Last Minute Closing Delays Hit Foreclosed Home Buyers As Some Lenders Drag Their Feet When Recording Legal Title To Repossessed Collateral
- Stacee Maurer thought she'd found her perfect first home: a three-bedroom Cape Cod off High Street north of Graceland Shopping Center. On May 22, she signed a contract to pay $93,000 for the foreclosed property -- almost $30,000 less than it had sold for in 2006. Then she landed where a growing number of central Ohio homebuyers are landing: in foreclosure limbo.
- Shortly before she was scheduled to close on the home, Maurer, 24, learned the deal was delayed because the deed transferring the property to the bank hadn't been recorded. In late June, she moved into her parents' home, where she has been waiting -- and is now hoping to close today.
- Real-estate agents, title companies and others who deal with foreclosed properties say Maurer's situation is increasingly common. Eighteen months or more can pass between the time a foreclosure notice is filed and a home is resold, they say. But now, delays are occurring even after the bank repossesses the property, holding up or crushing deals that would put homes in new buyers'
hands.(1)
For more, see Growing number of buyers stuck in limbo.

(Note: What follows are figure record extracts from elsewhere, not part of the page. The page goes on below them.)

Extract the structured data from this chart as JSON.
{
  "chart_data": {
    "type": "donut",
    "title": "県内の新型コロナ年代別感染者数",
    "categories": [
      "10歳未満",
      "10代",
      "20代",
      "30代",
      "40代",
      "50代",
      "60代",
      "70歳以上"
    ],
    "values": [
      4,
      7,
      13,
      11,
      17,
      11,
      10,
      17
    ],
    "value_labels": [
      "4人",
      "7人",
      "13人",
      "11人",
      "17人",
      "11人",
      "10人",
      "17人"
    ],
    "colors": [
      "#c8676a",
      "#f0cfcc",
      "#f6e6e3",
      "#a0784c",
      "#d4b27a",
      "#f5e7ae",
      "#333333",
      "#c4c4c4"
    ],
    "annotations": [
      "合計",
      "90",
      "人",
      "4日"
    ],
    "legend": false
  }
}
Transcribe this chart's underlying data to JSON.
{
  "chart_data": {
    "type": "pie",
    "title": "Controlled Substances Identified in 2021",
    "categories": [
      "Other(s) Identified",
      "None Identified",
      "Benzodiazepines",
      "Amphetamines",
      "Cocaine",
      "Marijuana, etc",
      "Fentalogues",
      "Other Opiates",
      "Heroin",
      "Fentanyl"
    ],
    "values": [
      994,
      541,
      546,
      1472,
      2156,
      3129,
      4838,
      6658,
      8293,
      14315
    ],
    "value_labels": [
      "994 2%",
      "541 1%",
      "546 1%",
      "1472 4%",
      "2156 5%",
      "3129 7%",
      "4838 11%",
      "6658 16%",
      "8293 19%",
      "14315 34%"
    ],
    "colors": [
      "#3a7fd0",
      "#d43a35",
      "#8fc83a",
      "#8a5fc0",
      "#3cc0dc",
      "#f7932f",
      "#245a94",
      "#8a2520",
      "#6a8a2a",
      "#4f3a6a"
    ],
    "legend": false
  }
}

(1) One local Realtor reportedly observed: "What used to take two weeks is taking 12 to 15 weeks," said Bob Pritchard, a Coldwell Banker King Thompson agent who deals in foreclosed properties in central Ohio. "We have been getting extensions on the close-by dates left and right," he said. "You get buyers who are financing and get a rate locked in, they can't close for 30 days and then it may be at a higher rate. It's costing the buyers more to buy the property, and some are just walking away."